The album opens with "Redefine pure faith," sweet and martial, "Fin de siècle" is a distant siren song.
The plots intertwine between love and absence, which with the oppressive "With my sorrow" arrives like a bitter chalice.
The album's peak is reached with over 26 minutes of "For you will burn your wings upon the sun," structured in five parts. Heart-wrenching violin parts accompany an emotional and overflowing male voice until silence.. It's an emotional whirlwind; the expressiveness of the singing is perfect, severe, and desperate, a struggle between reason and irrationality.
The central part of the piece consists of distant dissonances, before the keyboards return to an apparent calm, a painful requiem before the restoration of the initial theme without vocals that speaks of regret and loss.
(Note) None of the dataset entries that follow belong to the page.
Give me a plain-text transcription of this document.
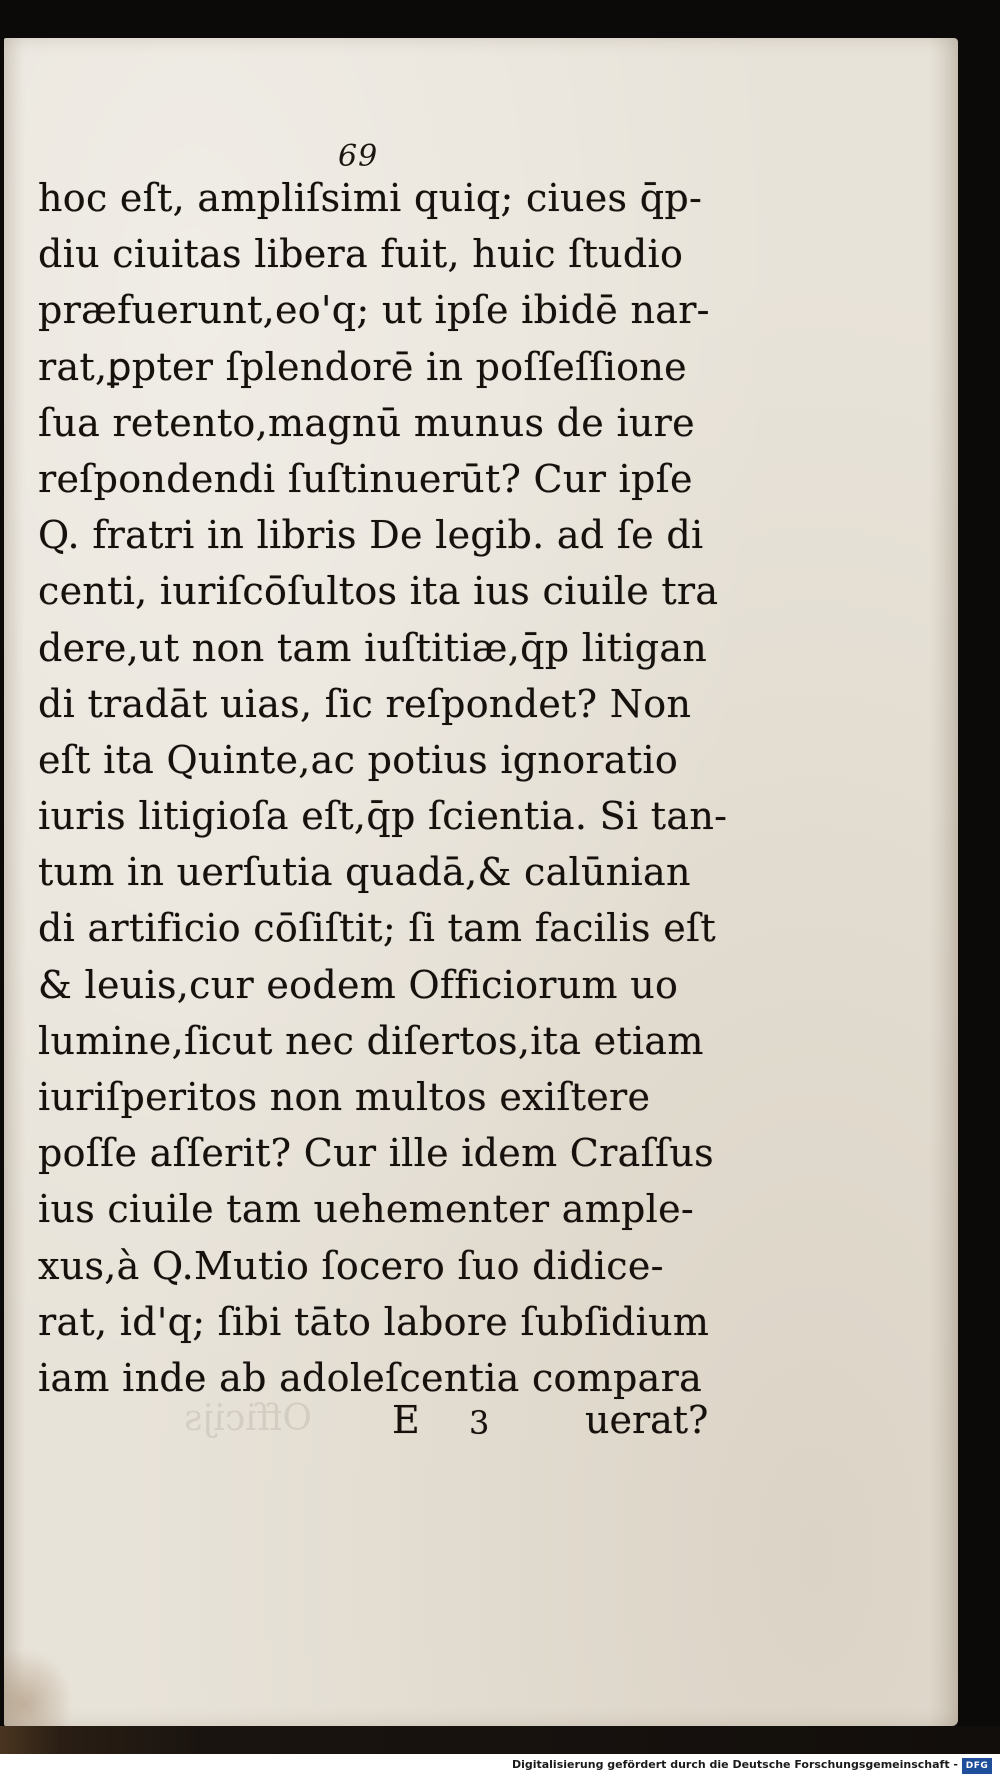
69
hoc eſt, ampliſsimi quiq; ciues q̄p-
diu ciuitas libera fuit, huic ſtudio
præfuerunt,eo'q; ut ipſe ibidē nar-
rat,ꝑpter ſplendorē in poſſeſſione
ſua retento,magnū munus de iure
reſpondendi ſuſtinuerūt? Cur ipſe
Q. fratri in libris De legib. ad ſe di
centi, iuriſcōſultos ita ius ciuile tra
dere,ut non tam iuſtitiæ,q̄p litigan
di tradāt uias, ſic reſpondet? Non
eſt ita Quinte,ac potius ignoratio
iuris litigioſa eſt,q̄p ſcientia. Si tan-
tum in uerſutia quadā,& calūnian
di artificio cōſiſtit; ſi tam facilis eſt
& leuis,cur eodem Officiorum uo
lumine,ſicut nec diſertos,ita etiam
iuriſperitos non multos exiſtere
poſſe aſſerit? Cur ille idem Craſſus
ius ciuile tam uehementer ample-
xus,à Q.Mutio ſocero ſuo didice-
rat, id'q; ſibi tāto labore ſubſidium
iam inde ab adoleſcentia compara
Officijs E 3	uerat?
Digitalisierung gefördert durch die Deutsche Forschungsgemeinschaft - DFG
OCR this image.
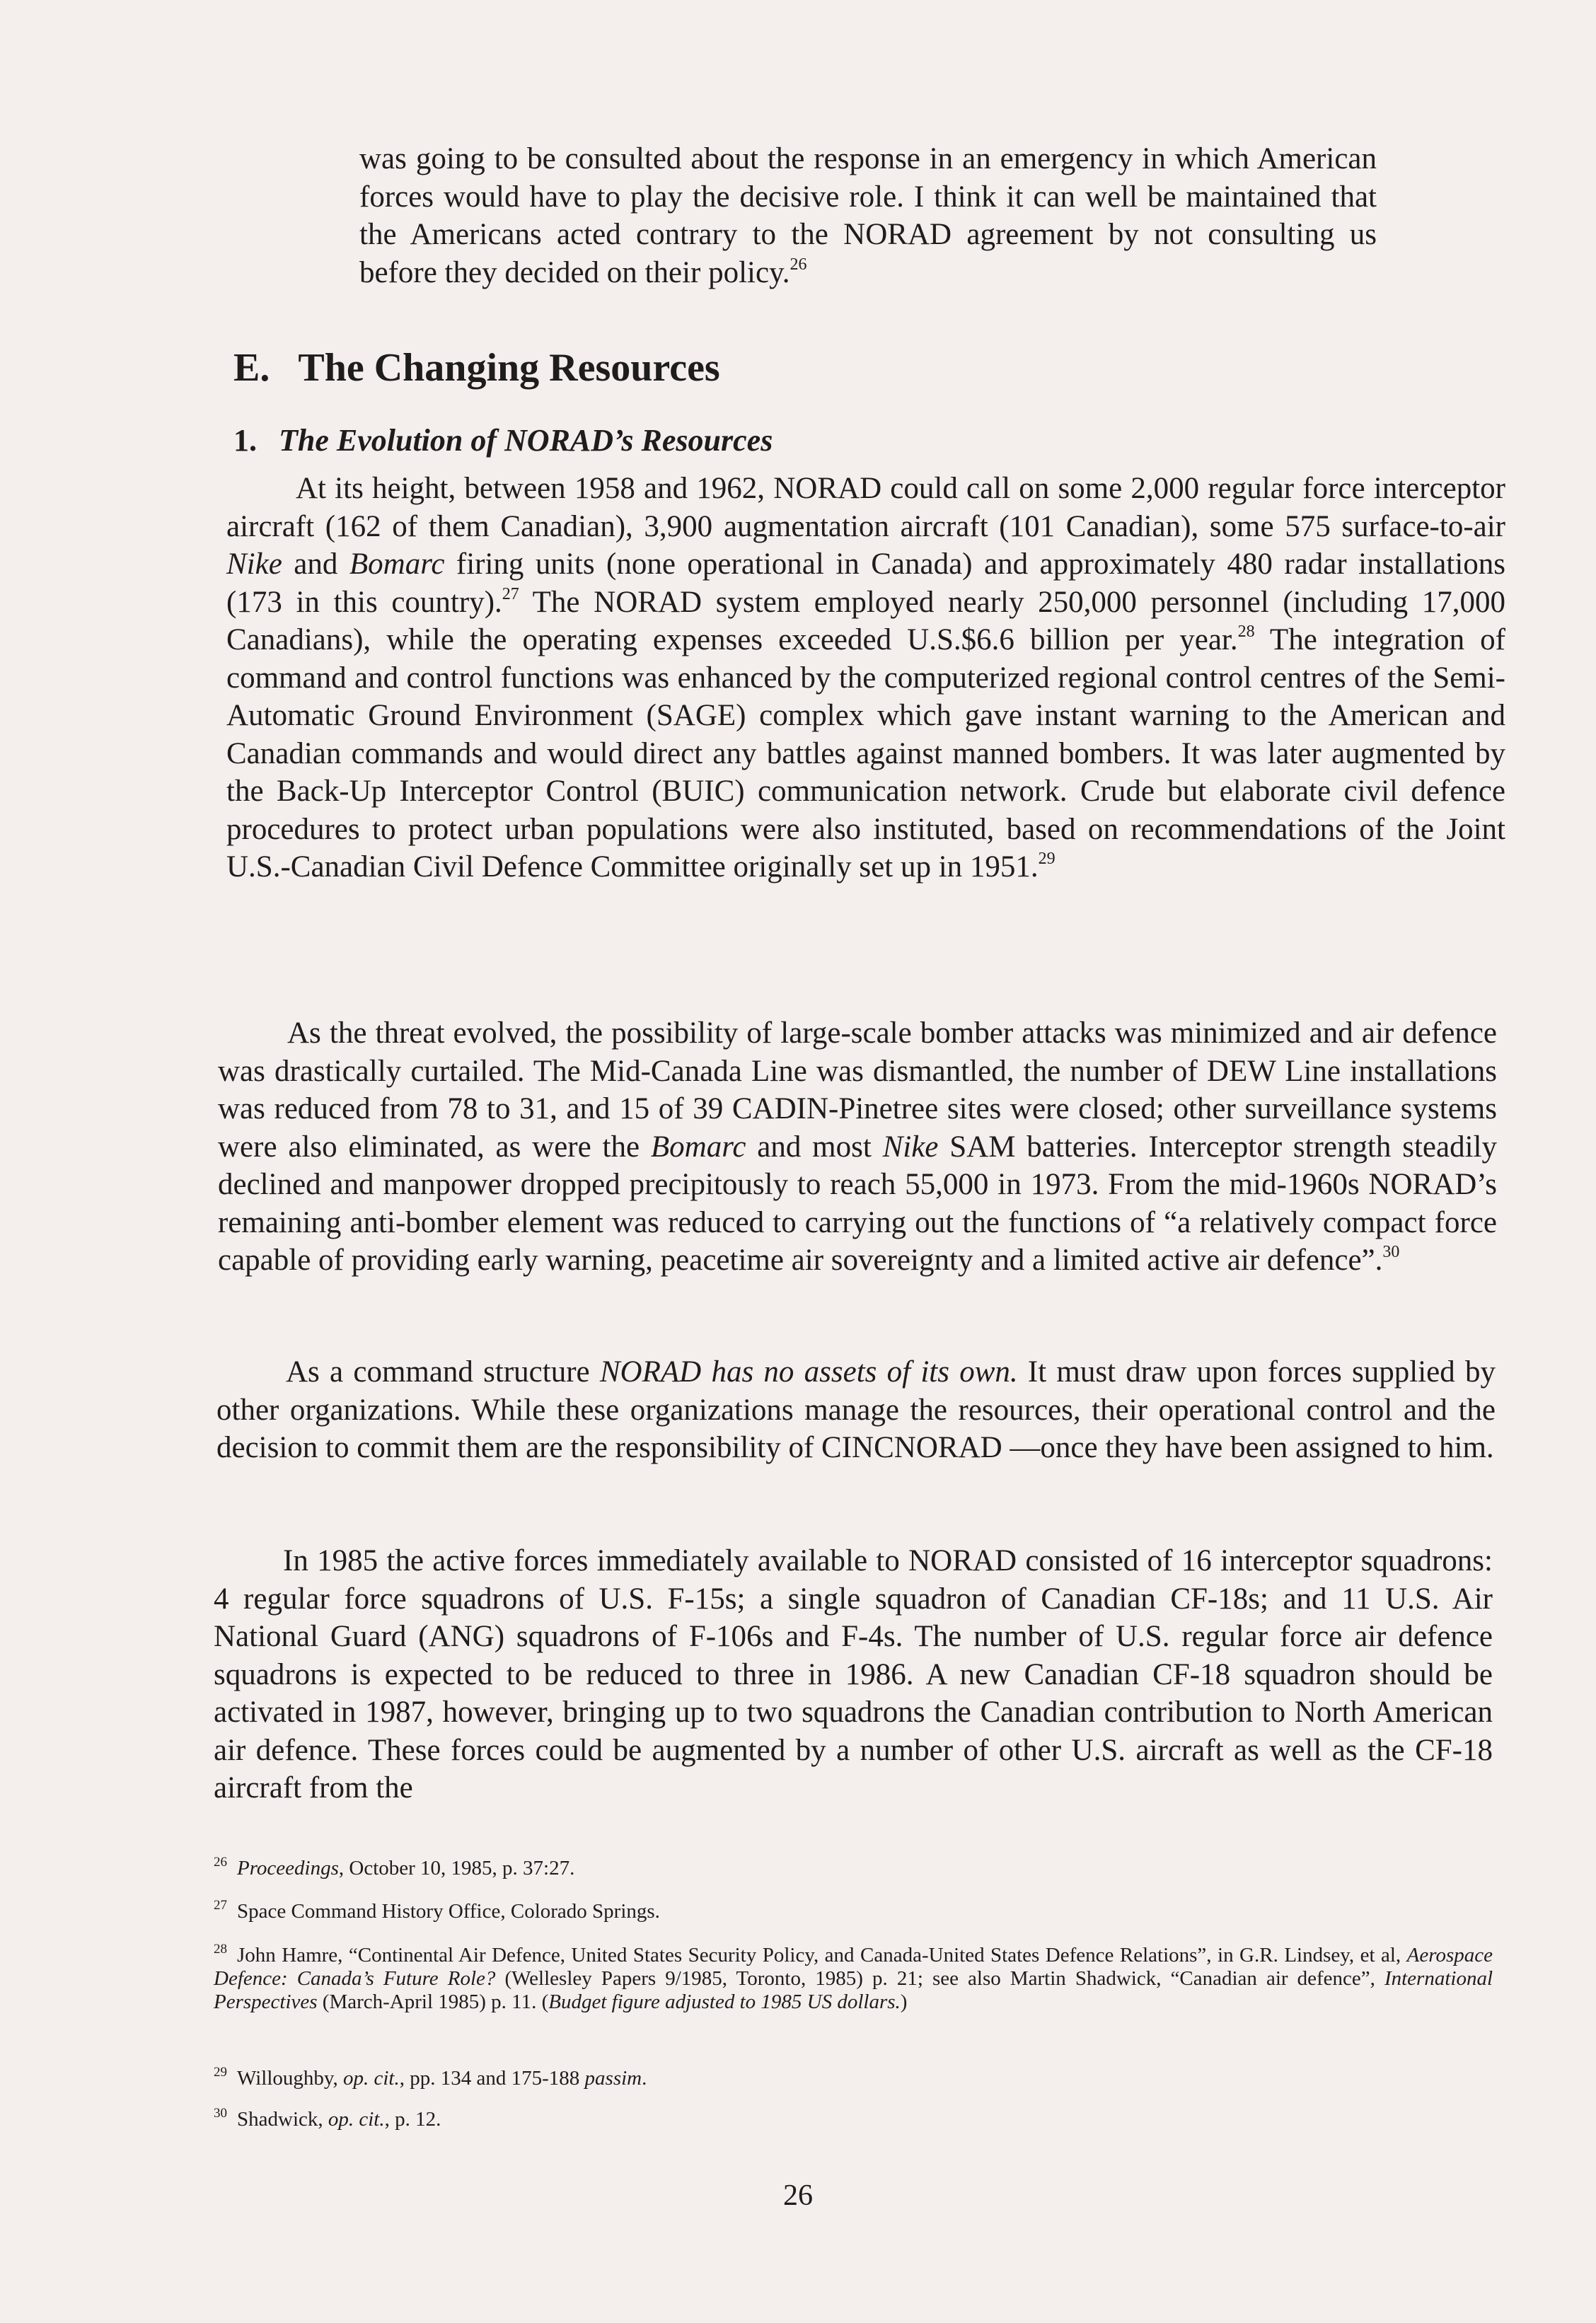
was going to be consulted about the response in an emergency in which American forces would have to play the decisive role. I think it can well be maintained that the Americans acted contrary to the NORAD agreement by not consulting us before they decided on their policy.$^{26}$
E. The Changing Resources
1. The Evolution of NORAD’s Resources
At its height, between 1958 and 1962, NORAD could call on some 2,000 regular force interceptor aircraft (162 of them Canadian), 3,900 augmentation aircraft (101 Canadian), some 575 surface-to-air Nike and Bomarc firing units (none operational in Canada) and approximately 480 radar installations (173 in this country).$^{27}$ The NORAD system employed nearly 250,000 personnel (including 17,000 Canadians), while the operating expenses exceeded U.S.$6.6 billion per year.$^{28}$ The integration of command and control functions was enhanced by the computerized regional control centres of the Semi-Automatic Ground Environment (SAGE) complex which gave instant warning to the American and Canadian commands and would direct any battles against manned bombers. It was later augmented by the Back-Up Interceptor Control (BUIC) communication network. Crude but elaborate civil defence procedures to protect urban populations were also instituted, based on recommendations of the Joint U.S.-Canadian Civil Defence Committee originally set up in 1951.29
As the threat evolved, the possibility of large-scale bomber attacks was minimized and air defence was drastically curtailed. The Mid-Canada Line was dismantled, the number of DEW Line installations was reduced from 78 to 31, and 15 of 39 CADIN-Pinetree sites were closed; other surveillance systems were also eliminated, as were the Bomarc and most Nike SAM batteries. Interceptor strength steadily declined and manpower dropped precipitously to reach 55,000 in 1973. From the mid-1960s NORAD’s remaining anti-bomber element was reduced to carrying out the functions of “a relatively compact force capable of providing early warning, peacetime air sovereignty and a limited active air defence”.$^{30}$
As a command structure NORAD has no assets of its own. It must draw upon forces supplied by other organizations. While these organizations manage the resources, their operational control and the decision to commit them are the responsibility of CINCNORAD —once they have been assigned to him.
In 1985 the active forces immediately available to NORAD consisted of 16 interceptor squadrons: 4 regular force squadrons of U.S. F-15s; a single squadron of Canadian CF-18s; and 11 U.S. Air National Guard (ANG) squadrons of F-106s and F-4s. The number of U.S. regular force air defence squadrons is expected to be reduced to three in 1986. A new Canadian CF-18 squadron should be activated in 1987, however, bringing up to two squadrons the Canadian contribution to North American air defence. These forces could be augmented by a number of other U.S. aircraft as well as the CF-18 aircraft from the
$^{26}$ Proceedings, October 10, 1985, p. 37:27.
$^{27}$ Space Command History Office, Colorado Springs.
$^{28}$ John Hamre, “Continental Air Defence, United States Security Policy, and Canada-United States Defence Relations”, in G.R. Lindsey, et al, Aerospace Defence: Canada’s Future Role? (Wellesley Papers 9/1985, Toronto, 1985) p. 21; see also Martin Shadwick, “Canadian air defence”, International Perspectives (March-April 1985) p. 11. (Budget figure adjusted to 1985 US dollars.)
$^{29}$ Willoughby, op. cit., pp. 134 and 175-188 passim.
$^{30}$ Shadwick, op. cit., p. 12.
26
The subsequent "wing tettered, fallen" is a twilight keyboard ballad with female vocals, "Fitful" is the path towards the end of reality. "remnnts of a deeper purity" is an acoustic ballad, the otherworldly peace.
"Again, to drift," an instrumental with piano and keyboard, is a romantic prelude before the final ten minutes of "I have no more answer," made of distant dissonances and warbles of voices.
A monumental album, long and intense.